Louis Renault (Claude Rains), Casablanca [1]

William Claude Rains was a British character actor (1889-1967) and one of the most significant actors working in films in the middle of the twentieth century. Born in the Camberwell section of London, he overcame the handicaps of a Cockney accent and a lisp to become a notable stage actor under the tutelage of the famous actor-manager, Sir Herbert Beerbohm Tree, who helped him to pay for elocution lessons. Ironically, his beautiful voice and the flawless diction he had acquired landed him his breakout role as the title character of the 1933 film of The Invisible Man -- a film in which his face does not appear until the closing scene. This part is referenced in a line from the opening number of The Rocky Horror Picture Show, and in Heroes, where another invisible man is named for him.

A series of more or less macabre parts followed, such as the murderer John Jasper in the first sound film adaptation of Charles Dickens' The Mystery of Edwin Drood.

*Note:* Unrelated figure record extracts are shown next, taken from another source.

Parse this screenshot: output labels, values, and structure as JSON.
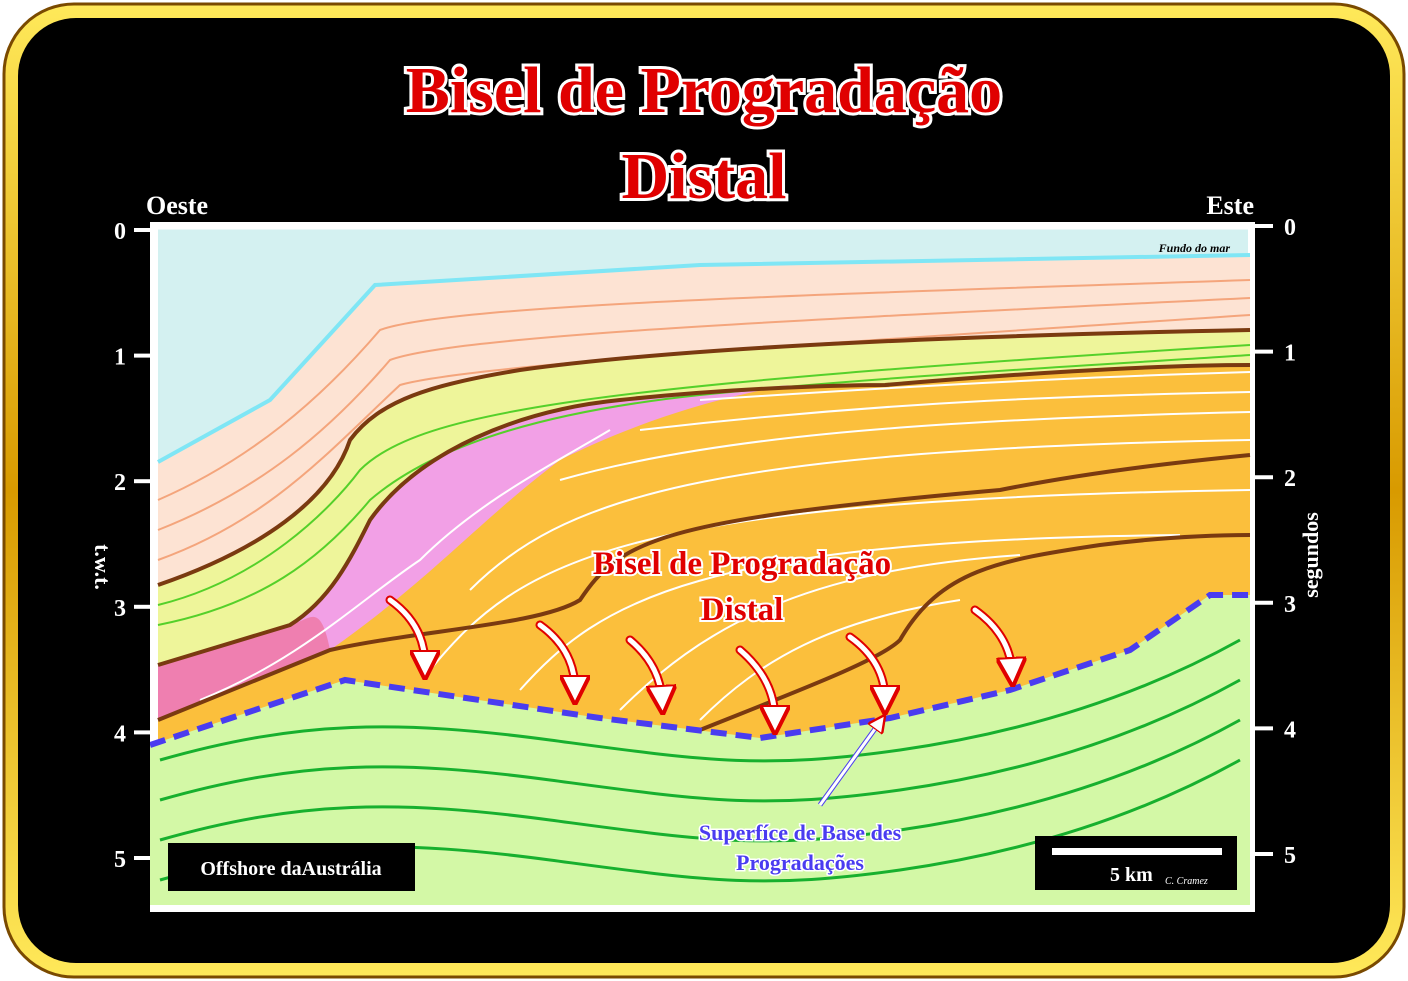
{
  "title": [
    "Bisel de Progradação",
    "Distal"
  ],
  "west": "Oeste",
  "east": "Este",
  "left_axis": {
    "label": "t.w.t.",
    "ticks": [
      0,
      1,
      2,
      3,
      4,
      5
    ]
  },
  "right_axis": {
    "label": "segundos",
    "ticks": [
      0,
      1,
      2,
      3,
      4,
      5
    ]
  },
  "seafloor": "Fundo do mar",
  "annotation": [
    "Bisel de Progradação",
    "Distal"
  ],
  "surface": [
    "Superfíce de Base des",
    "Progradações"
  ],
  "location": "Offshore daAustrália",
  "scale": "5 km",
  "credit": "C. Cramez"
}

Rains's cool, sardonic delivery made him a natural for costume villainy, and he appeared as the treacherous Earl of Hereford in the Warner Brothers’ adaptation of Mark Twain’s The Prince and the Pauper, in which rising Warners star Errol Flynn also appeared as Sir Miles Hendon. Rains and Flynn would appear together again to even better effect in The Adventures of Robin Hood; Rains would credit Hood director Michael Curtiz with teaching him to moderate his theatrical acting style for films.

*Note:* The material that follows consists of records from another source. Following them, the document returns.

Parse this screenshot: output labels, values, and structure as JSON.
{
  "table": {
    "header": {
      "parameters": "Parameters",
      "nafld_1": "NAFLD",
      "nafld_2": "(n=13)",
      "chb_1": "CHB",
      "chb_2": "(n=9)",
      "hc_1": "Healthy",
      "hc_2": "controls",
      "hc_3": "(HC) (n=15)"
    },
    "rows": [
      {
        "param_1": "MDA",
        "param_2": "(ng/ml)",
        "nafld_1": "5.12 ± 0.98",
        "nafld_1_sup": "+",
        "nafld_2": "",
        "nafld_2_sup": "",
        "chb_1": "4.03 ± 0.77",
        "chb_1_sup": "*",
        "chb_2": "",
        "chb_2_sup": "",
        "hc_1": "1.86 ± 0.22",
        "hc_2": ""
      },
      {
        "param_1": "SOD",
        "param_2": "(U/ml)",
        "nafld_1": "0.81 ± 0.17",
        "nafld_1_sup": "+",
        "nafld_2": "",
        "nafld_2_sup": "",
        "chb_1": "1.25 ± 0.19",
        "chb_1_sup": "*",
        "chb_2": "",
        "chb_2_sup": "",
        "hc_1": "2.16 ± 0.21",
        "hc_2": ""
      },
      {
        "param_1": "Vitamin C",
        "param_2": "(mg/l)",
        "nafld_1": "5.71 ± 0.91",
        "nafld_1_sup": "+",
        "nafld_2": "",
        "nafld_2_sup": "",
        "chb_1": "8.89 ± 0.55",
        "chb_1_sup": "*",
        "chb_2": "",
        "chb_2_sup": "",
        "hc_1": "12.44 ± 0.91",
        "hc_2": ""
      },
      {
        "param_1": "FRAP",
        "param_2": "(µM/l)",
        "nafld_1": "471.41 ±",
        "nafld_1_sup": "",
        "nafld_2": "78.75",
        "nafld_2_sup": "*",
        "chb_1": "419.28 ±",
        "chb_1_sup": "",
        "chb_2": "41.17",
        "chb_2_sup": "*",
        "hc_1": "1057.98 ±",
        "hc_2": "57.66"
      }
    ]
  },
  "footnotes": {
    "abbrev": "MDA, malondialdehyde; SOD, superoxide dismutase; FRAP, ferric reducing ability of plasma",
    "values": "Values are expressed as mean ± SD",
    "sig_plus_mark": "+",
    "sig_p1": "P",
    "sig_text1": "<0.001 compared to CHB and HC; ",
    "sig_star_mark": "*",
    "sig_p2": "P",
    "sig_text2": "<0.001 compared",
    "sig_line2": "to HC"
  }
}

Later the same year Rains would play the musician Adam Lemp, father of the eponymous Four Daughters ― ironically, this now largely forgotten film was one of his most popular, and spawned two sequels and an almost exact copy-cat variant. As Senator Paine, the corrupt “Silver Knight” in Frank Capra’s Mr. Smith Goes to Washington, Rains was nominated for his first Best Supporting Actor Oscar. Three years later he would earn a second nomination for the part of raffish collaborateur Louis Renault in Curtiz’s Casablanca; his delivery of the Epstein brothers’ sparkling dialogue immortalized such lines as “Round up the usual suspects.” He also gets a shocking -- shocking! -- scene of Hypocritical Humour, and the film famously ends with his and Humphrey Bogart's beautiful friendship. 1944 brought him his third Oscar nomination, as the long-suffering husband of Bette Davis’s shrewish society matron in Mr. Skeffington.

In 1945, Rains was featured in the most expensive British film that had been made up to that time, playing opposite Vivien Leigh in George Bernard Shaw’s Caesar and Cleopatra under the supervision of Shaw himself; the film was, alas! a notorious bomb. The next year, a better form of Notorious under the direction of Alfred Hitchcock brought Rains his fourth and last Oscar nomination for the difficult part of a sympathetic post-war Nazi conspirator.

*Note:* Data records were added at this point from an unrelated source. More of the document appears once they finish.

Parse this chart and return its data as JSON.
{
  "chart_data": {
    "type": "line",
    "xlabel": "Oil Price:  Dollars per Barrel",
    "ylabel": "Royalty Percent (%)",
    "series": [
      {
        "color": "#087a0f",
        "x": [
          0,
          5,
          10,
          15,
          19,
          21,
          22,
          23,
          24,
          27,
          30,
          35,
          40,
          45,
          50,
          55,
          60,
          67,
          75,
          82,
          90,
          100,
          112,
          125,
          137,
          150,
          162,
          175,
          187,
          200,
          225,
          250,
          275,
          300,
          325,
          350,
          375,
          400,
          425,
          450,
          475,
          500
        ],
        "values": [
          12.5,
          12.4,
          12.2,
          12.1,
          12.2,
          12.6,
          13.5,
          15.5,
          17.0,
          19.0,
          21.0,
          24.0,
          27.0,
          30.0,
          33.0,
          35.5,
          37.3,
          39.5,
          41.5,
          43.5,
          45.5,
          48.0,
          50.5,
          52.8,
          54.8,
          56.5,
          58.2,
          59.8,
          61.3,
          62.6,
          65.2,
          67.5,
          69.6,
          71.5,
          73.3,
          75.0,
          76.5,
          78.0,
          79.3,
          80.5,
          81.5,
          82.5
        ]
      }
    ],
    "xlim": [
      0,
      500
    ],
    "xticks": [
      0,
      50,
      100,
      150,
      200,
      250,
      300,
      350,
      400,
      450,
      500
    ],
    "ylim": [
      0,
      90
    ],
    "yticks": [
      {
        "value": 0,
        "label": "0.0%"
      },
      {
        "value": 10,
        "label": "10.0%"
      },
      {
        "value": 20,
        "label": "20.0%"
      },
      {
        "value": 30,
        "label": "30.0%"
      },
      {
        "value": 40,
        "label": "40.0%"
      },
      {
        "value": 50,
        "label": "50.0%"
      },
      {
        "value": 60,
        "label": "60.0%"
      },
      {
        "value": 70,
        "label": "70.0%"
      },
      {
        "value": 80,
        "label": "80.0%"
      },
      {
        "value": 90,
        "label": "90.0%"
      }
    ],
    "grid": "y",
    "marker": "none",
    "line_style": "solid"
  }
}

In 1957 Rains sang and danced to the music of Edvard Grieg (!) in a So Bad, It's Good TV musical adaptation of Robert Browning’s poem, The Pied Piper of Hamelin. He made several appearances on television anthology series in that and the following decade, notably on Alfred Hitchcock Presents. Rains’s last film appearance was as King Herod in George Stevens’ 1965 Biblical epic, The Greatest Story Ever Told.